Faço minhas estas palavras e animo os Pastores católicos a perseverarem no seu ministério, cultivando a unidade entre si e permanecendo sempre próximos do seu rebanho. Saibam que o Papa compartilha os anseios, as esperanças e as exortações expressas nas suas Cartas anuais, assim como no cumprimento diário dos seus deveres sagrados. Ele encoraja-os nos seus esforços em vista de sustentar e revigorar na fé, na esperança e na caridade o rebanho que lhe foi confiado. Além disso, a presença das suas comunidades nos vários países dessa Região constitui um elemento que pode favorecer em grande medida o ecumenismo.

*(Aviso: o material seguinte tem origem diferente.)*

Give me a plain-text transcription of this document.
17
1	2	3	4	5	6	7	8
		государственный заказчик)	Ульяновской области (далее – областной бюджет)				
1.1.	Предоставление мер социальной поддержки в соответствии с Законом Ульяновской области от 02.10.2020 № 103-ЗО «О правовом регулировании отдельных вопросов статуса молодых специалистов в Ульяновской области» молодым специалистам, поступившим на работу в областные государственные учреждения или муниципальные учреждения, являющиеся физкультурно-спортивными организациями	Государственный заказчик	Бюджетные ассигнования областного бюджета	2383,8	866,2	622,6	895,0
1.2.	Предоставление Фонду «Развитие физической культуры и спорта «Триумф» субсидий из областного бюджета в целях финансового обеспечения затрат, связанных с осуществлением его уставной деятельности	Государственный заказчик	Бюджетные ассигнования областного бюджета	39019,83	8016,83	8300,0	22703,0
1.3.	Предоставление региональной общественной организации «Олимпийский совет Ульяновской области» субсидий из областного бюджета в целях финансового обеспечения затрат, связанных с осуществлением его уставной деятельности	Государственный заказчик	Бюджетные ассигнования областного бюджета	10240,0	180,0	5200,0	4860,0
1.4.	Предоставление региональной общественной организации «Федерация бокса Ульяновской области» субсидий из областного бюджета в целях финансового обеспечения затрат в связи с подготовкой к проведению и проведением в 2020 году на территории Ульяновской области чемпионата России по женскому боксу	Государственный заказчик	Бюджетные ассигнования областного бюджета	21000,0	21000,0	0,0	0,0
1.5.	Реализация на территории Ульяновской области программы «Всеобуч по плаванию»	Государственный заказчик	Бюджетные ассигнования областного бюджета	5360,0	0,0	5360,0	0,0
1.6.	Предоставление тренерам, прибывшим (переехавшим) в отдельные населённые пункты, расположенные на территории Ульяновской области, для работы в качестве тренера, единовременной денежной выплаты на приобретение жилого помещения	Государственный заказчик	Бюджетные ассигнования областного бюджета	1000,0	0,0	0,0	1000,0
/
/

Observa-se, há muito tempo, que numerosos cristãos estão a deixar o Médio Oriente, de tal forma que os Lugares Santos correm o risco de se transformar em áreas arqueológicas, desprovidas de uma vida eclesial. Certamente, as situações geopolíticas perigosas, os conflitos culturais, os interesses económicos e estratégicos, bem como a agressividade que se procura justificar, atribuindo-lhes uma matriz social ou religiosa, tornam difícil a sobrevivência das minorias e por isso muitos cristãos são levados a ceder à tentação de emigrar. Muitas vezes, o mal pode ser de certo modo irremediável. Todavia, não se pode esquecer que também o simples estar próximos e viver em conjunto um sofrimento comum age como bálsamo nas feridas e dispõe a pensamentos e obras de reconciliação e de paz. Daqui nasce um diálogo familiar e fraterno, que com o tempo e com a graça do Espírito, poderá transformar-se em diálogo a nível mais amplo: cultural, social e também político. De resto, o fiel sabe que pode contar com uma esperança que não desilude, porque se fundamenta na presença do Ressuscitado. Dele deriva o compromisso na fé e na operosidade da caridade (cf. 1 Ts 1, 3). Mesmo nas dificuldades mais dolorosas, a esperança atesta que a resignação passiva e o pessimismo constituem o verdadeiro grande perigo que insidia a resposta à vocação que brota do Baptismo. Daqui podem nascer a desconfiança, o medo, a autocomiseração, o fatalismo e a fuga.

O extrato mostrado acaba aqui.